是否可以使用pyarrow(安装了libhdfs3)来获取驻留在HDFS集群中的parquet文件/文件夹?我希望得到的是 to_pydict()
函数,然后我可以传递数据。
尝试
fs = pa.hdfs.connect(...)
fs.read_parquet('/ path / to / hdfs-file',** other_options)
或
导入pyarrow.parquet为pq
,其中fs.open(路径)为f:
pq.read_table (f,** read_options)
我打开 https://issues.apache.org/jira/browse/ARROW-1848 关于添加更多关于此
I know I can connect to an HDFS cluster via pyarrow using pyarrow.hdfs.connect()
I also know I can read a parquet file using pyarrow.parquet
's read_table()
However, read_table()
accepts a filepath, whereas hdfs.connect()
gives me a HadoopFileSystem
instance.
Is it somehow possible to use just pyarrow (with libhdfs3 installed) to get a hold of a parquet file/folder residing in an HDFS cluster? What I wish to get to is the to_pydict()

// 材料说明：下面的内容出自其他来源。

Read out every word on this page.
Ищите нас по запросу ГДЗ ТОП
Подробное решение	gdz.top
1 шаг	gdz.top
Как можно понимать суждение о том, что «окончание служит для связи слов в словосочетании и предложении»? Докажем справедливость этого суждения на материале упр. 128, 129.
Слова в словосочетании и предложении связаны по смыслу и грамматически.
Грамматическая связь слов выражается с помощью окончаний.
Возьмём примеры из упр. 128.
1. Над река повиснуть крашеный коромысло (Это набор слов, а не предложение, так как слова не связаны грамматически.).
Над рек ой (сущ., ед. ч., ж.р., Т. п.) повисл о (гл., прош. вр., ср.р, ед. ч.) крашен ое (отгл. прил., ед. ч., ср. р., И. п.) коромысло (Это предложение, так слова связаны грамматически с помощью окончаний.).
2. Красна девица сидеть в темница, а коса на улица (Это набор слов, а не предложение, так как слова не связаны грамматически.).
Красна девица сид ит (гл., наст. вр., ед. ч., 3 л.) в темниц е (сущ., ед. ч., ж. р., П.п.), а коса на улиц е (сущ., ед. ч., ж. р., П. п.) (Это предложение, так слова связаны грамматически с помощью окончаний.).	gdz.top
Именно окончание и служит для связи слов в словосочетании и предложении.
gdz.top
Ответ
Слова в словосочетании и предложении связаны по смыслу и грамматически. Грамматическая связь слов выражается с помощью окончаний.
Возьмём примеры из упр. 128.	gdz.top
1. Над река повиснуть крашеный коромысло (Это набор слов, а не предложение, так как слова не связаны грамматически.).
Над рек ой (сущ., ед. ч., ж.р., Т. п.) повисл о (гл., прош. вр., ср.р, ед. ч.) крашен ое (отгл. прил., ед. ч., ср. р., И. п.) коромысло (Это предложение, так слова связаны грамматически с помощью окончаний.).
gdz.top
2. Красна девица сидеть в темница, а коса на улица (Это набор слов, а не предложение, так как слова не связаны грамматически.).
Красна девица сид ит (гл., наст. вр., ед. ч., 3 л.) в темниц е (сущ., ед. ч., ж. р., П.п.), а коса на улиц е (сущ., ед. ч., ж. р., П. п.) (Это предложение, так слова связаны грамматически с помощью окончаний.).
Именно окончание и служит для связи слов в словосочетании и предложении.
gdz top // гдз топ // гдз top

function, then I can pass the data along.
Try
fs = pa.hdfs.connect(...)
fs.read_parquet('/path/to/hdfs-file', **other_options)
or
import pyarrow.parquet as pq
with fs.open(path) as f:
pq.read_table(f, **read_options)
I opened https://issues.apache.org/jira/browse/ARROW-1848 about adding some more explicit documentation about this
这篇关于使用PyArrow从HDFS读取实木复合地板文件的文章就介绍到这了,希望我们推荐的答案对大家有所帮助,也希望大家多多支持IT屋!